What do you call it when a student doesn’t study? A class act!


Why did the art teacher have to go to court? For drawing on his students’ walls!


Why did the gym teacher quit his job? He lost all of his balls!


Why did the math teacher break up with the history teacher? Because she said it was ancient history every time he tried to integrate them.


Why did the English teacher wear sunglasses to class? Because her students were so bright.


What did the science teacher say when he saw a ghost in the chemistry lab? I see dead solutions


Why did the physics teacher cross the road? To get to the other side of the equation.

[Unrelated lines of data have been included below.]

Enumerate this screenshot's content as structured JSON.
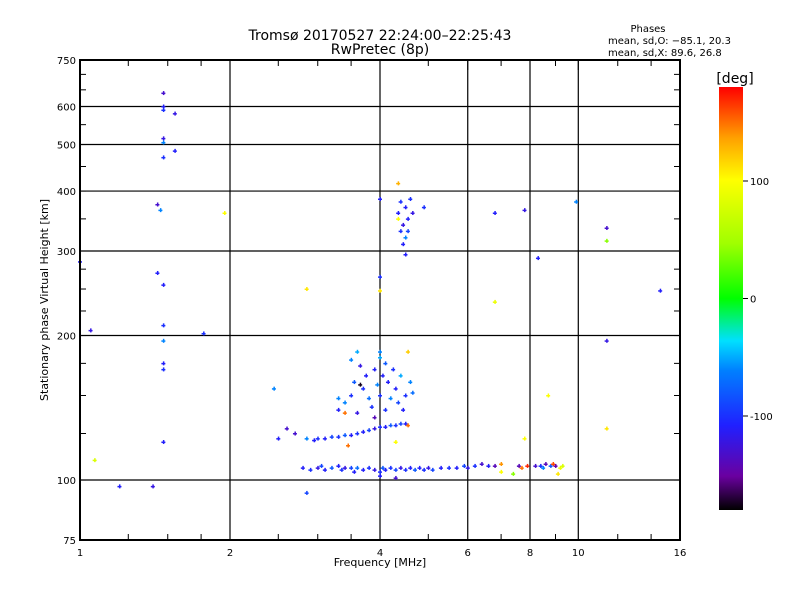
{
  "chart_data": {
    "type": "scatter",
    "title": "Tromsø 20170527 22:24:00–22:25:43",
    "subtitle": "RwPretec (8p)",
    "xlabel": "Frequency [MHz]",
    "ylabel": "Stationary phase Virtual Height [km]",
    "xscale": "log",
    "yscale": "log",
    "xlim": [
      1,
      16
    ],
    "ylim": [
      75,
      750
    ],
    "xticks": [
      1,
      2,
      4,
      6,
      8,
      10,
      16
    ],
    "xtick_labels": [
      "1",
      "2",
      "4",
      "6",
      "8",
      "10",
      "16"
    ],
    "yticks": [
      75,
      100,
      200,
      300,
      400,
      500,
      600,
      750
    ],
    "ytick_labels": [
      "75",
      "100",
      "200",
      "300",
      "400",
      "500",
      "600",
      "750"
    ],
    "grid": true,
    "colorbar": {
      "label": "[deg]",
      "range": [
        -180,
        180
      ],
      "ticks": [
        100,
        0,
        -100
      ],
      "tick_labels": [
        "100",
        "0",
        "-100"
      ]
    },
    "stats": {
      "title": "Phases",
      "o_line": "mean, sd,O: −85.1, 20.3",
      "x_line": "mean, sd,X:  89.6, 26.8"
    },
    "point_fields": [
      "frequency_mhz",
      "height_km",
      "phase_deg"
    ],
    "points": [
      [
        2.8,
        106,
        -110
      ],
      [
        2.9,
        105,
        -100
      ],
      [
        3.0,
        106,
        -120
      ],
      [
        3.05,
        107,
        -90
      ],
      [
        3.1,
        105,
        -110
      ],
      [
        3.2,
        106,
        -80
      ],
      [
        3.3,
        107,
        -110
      ],
      [
        3.35,
        105,
        -100
      ],
      [
        3.4,
        106,
        -120
      ],
      [
        3.5,
        106,
        -90
      ],
      [
        3.55,
        104,
        -110
      ],
      [
        3.6,
        106,
        -70
      ],
      [
        3.7,
        105,
        -110
      ],
      [
        3.8,
        106,
        -100
      ],
      [
        3.9,
        105,
        -120
      ],
      [
        4.0,
        104,
        -100
      ],
      [
        4.05,
        106,
        -80
      ],
      [
        4.1,
        105,
        -110
      ],
      [
        4.2,
        106,
        -100
      ],
      [
        4.3,
        105,
        -90
      ],
      [
        4.4,
        106,
        -120
      ],
      [
        4.5,
        105,
        -100
      ],
      [
        4.6,
        106,
        -110
      ],
      [
        4.7,
        105,
        -80
      ],
      [
        4.8,
        106,
        -110
      ],
      [
        4.9,
        105,
        -100
      ],
      [
        5.0,
        106,
        -120
      ],
      [
        5.1,
        105,
        -90
      ],
      [
        5.3,
        106,
        -110
      ],
      [
        5.5,
        106,
        -100
      ],
      [
        5.7,
        106,
        -110
      ],
      [
        5.9,
        107,
        -90
      ],
      [
        6.0,
        106,
        -120
      ],
      [
        6.2,
        107,
        -100
      ],
      [
        6.4,
        108,
        -130
      ],
      [
        6.6,
        107,
        -110
      ],
      [
        6.8,
        107,
        -140
      ],
      [
        7.0,
        108,
        140
      ],
      [
        7.6,
        107,
        -140
      ],
      [
        7.7,
        106,
        150
      ],
      [
        7.9,
        107,
        170
      ],
      [
        8.2,
        107,
        -130
      ],
      [
        8.4,
        107,
        -100
      ],
      [
        8.5,
        106,
        -60
      ],
      [
        8.6,
        108,
        -140
      ],
      [
        8.8,
        107,
        -80
      ],
      [
        8.9,
        108,
        160
      ],
      [
        9.0,
        107,
        -150
      ],
      [
        9.2,
        106,
        90
      ],
      [
        9.3,
        107,
        80
      ],
      [
        7.4,
        103,
        40
      ],
      [
        9.1,
        103,
        110
      ],
      [
        4.0,
        102,
        -110
      ],
      [
        4.3,
        101,
        -130
      ],
      [
        2.5,
        122,
        -110
      ],
      [
        2.6,
        128,
        -130
      ],
      [
        2.7,
        125,
        -130
      ],
      [
        2.85,
        122,
        -60
      ],
      [
        2.95,
        121,
        -110
      ],
      [
        3.0,
        122,
        -100
      ],
      [
        3.1,
        122,
        -110
      ],
      [
        3.2,
        123,
        -90
      ],
      [
        3.3,
        123,
        -100
      ],
      [
        3.4,
        124,
        -80
      ],
      [
        3.5,
        124,
        -110
      ],
      [
        3.6,
        125,
        -100
      ],
      [
        3.7,
        126,
        -110
      ],
      [
        3.8,
        127,
        -90
      ],
      [
        3.9,
        128,
        -120
      ],
      [
        4.0,
        129,
        -100
      ],
      [
        4.1,
        129,
        -110
      ],
      [
        4.2,
        130,
        -80
      ],
      [
        4.3,
        130,
        -100
      ],
      [
        4.4,
        131,
        -90
      ],
      [
        4.5,
        131,
        -110
      ],
      [
        4.55,
        130,
        150
      ],
      [
        3.45,
        118,
        150
      ],
      [
        3.3,
        140,
        -110
      ],
      [
        3.4,
        145,
        -60
      ],
      [
        3.5,
        150,
        -100
      ],
      [
        3.55,
        160,
        -80
      ],
      [
        3.6,
        138,
        -120
      ],
      [
        3.7,
        155,
        -100
      ],
      [
        3.75,
        165,
        -110
      ],
      [
        3.8,
        148,
        -70
      ],
      [
        3.85,
        142,
        -100
      ],
      [
        3.9,
        170,
        -110
      ],
      [
        3.95,
        158,
        -60
      ],
      [
        4.0,
        180,
        -50
      ],
      [
        4.0,
        150,
        -100
      ],
      [
        4.05,
        165,
        -110
      ],
      [
        4.1,
        175,
        -80
      ],
      [
        4.1,
        140,
        -100
      ],
      [
        4.15,
        160,
        -110
      ],
      [
        4.2,
        148,
        -60
      ],
      [
        4.25,
        170,
        -100
      ],
      [
        4.3,
        155,
        -110
      ],
      [
        4.35,
        145,
        -90
      ],
      [
        4.4,
        165,
        -50
      ],
      [
        4.45,
        140,
        -110
      ],
      [
        4.5,
        150,
        -100
      ],
      [
        4.55,
        185,
        120
      ],
      [
        4.6,
        160,
        -60
      ],
      [
        4.65,
        152,
        -70
      ],
      [
        3.65,
        173,
        -120
      ],
      [
        3.3,
        148,
        -60
      ],
      [
        3.65,
        158,
        -175
      ],
      [
        4.0,
        185,
        -60
      ],
      [
        3.5,
        178,
        -60
      ],
      [
        3.6,
        185,
        -50
      ],
      [
        3.4,
        138,
        150
      ],
      [
        3.9,
        135,
        -140
      ],
      [
        4.35,
        360,
        -110
      ],
      [
        4.4,
        380,
        -100
      ],
      [
        4.45,
        340,
        -120
      ],
      [
        4.5,
        370,
        -110
      ],
      [
        4.55,
        330,
        -90
      ],
      [
        4.6,
        385,
        -100
      ],
      [
        4.45,
        310,
        -110
      ],
      [
        4.5,
        320,
        -60
      ],
      [
        4.55,
        350,
        -110
      ],
      [
        4.4,
        330,
        -100
      ],
      [
        4.65,
        360,
        -120
      ],
      [
        4.5,
        295,
        -110
      ],
      [
        4.35,
        415,
        130
      ],
      [
        4.9,
        370,
        -100
      ],
      [
        4.0,
        385,
        -110
      ],
      [
        4.35,
        350,
        100
      ],
      [
        1.47,
        640,
        -130
      ],
      [
        1.47,
        600,
        -110
      ],
      [
        1.47,
        590,
        -100
      ],
      [
        1.47,
        515,
        -120
      ],
      [
        1.47,
        505,
        -60
      ],
      [
        1.47,
        470,
        -100
      ],
      [
        1.55,
        580,
        -120
      ],
      [
        1.55,
        485,
        -110
      ],
      [
        1.43,
        375,
        -130
      ],
      [
        1.45,
        365,
        -60
      ],
      [
        1.43,
        270,
        -110
      ],
      [
        1.47,
        255,
        -110
      ],
      [
        1.47,
        210,
        -100
      ],
      [
        1.47,
        195,
        -60
      ],
      [
        1.47,
        175,
        -110
      ],
      [
        1.47,
        170,
        -100
      ],
      [
        1.47,
        120,
        -110
      ],
      [
        1.4,
        97,
        -120
      ],
      [
        1.0,
        285,
        -110
      ],
      [
        1.05,
        205,
        -120
      ],
      [
        1.07,
        110,
        80
      ],
      [
        1.2,
        97,
        -110
      ],
      [
        1.77,
        202,
        -100
      ],
      [
        1.95,
        360,
        100
      ],
      [
        2.85,
        250,
        110
      ],
      [
        2.85,
        94,
        -90
      ],
      [
        4.0,
        265,
        -100
      ],
      [
        4.0,
        248,
        110
      ],
      [
        6.8,
        360,
        -110
      ],
      [
        6.8,
        235,
        90
      ],
      [
        7.8,
        365,
        -120
      ],
      [
        7.8,
        122,
        100
      ],
      [
        8.3,
        290,
        -110
      ],
      [
        9.9,
        380,
        -60
      ],
      [
        11.4,
        335,
        -130
      ],
      [
        11.4,
        315,
        40
      ],
      [
        11.4,
        195,
        -120
      ],
      [
        11.4,
        128,
        110
      ],
      [
        14.6,
        248,
        -110
      ],
      [
        8.7,
        150,
        100
      ],
      [
        2.45,
        155,
        -60
      ],
      [
        4.3,
        120,
        100
      ],
      [
        7.0,
        104,
        100
      ]
    ]
  }
}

Why did the band director get a bigger podium? He wanted to conduct his own height.


What did the gym teacher say when the basketball went through the hoop and out the window? That was a slam dunk and a break-in shot!


Why did the art teacher draw his students individually? He wanted to sketch them up close and personal.


What do you call a joke told in history class? A punch-line from the past.


How do you make a geometry teacher angry? Just tell them to stop being obtuse.


What do you call a group of teenagers who are learning to surf in high school? A wave of knowledge.


Why was the biology teacher so bad at jokes? Because he never had good comedy stem.


What did the math teacher say about the quadratic formula? It’s much easier to do if you don’t spell it with a Q.


Why did the music teacher get fired? Because he lost his composure and said his students had no rhythm.


What did the English teacher say when the students failed the grammar test? You guys just don’t have any punctuation.


Why did the history teacher make his students act out the French Revolution? He wanted them to learn hands-on how to lose their heads.


What do you call a teacher who only teaches about inventions? A professor of add-vancement.


How do you make a biology teacher laugh? Just tell them you love to study plant genetics because it’s in your pea-nal system.


Why did the math teacher prefer dogs over cats? Because he said they were more calculating.


What does one algebraic expression say to the other expression? I think you are well-equated.


Why did the art teacher want to paint a mural of a giant eraser on the wall? Because he said it would be an eye-catching display for rub-outs.


Up to You!

So you’ve made it to the end of our 50+ secondary school jokes post!

Hopefully, you found some of these jokes relatable or even had a laugh or two.

From detention to cafeteria food, secondary school can definitely bring about some memorable moments.

But remember, as much as we like to poke fun, these years helped shape who we are today.

So next time you’re reminiscing about your time in secondary school, don’t forget to crack a joke or two and keep those funny memories alive!

Until then, study hard, but don’t forget to have a good laugh every once in a while.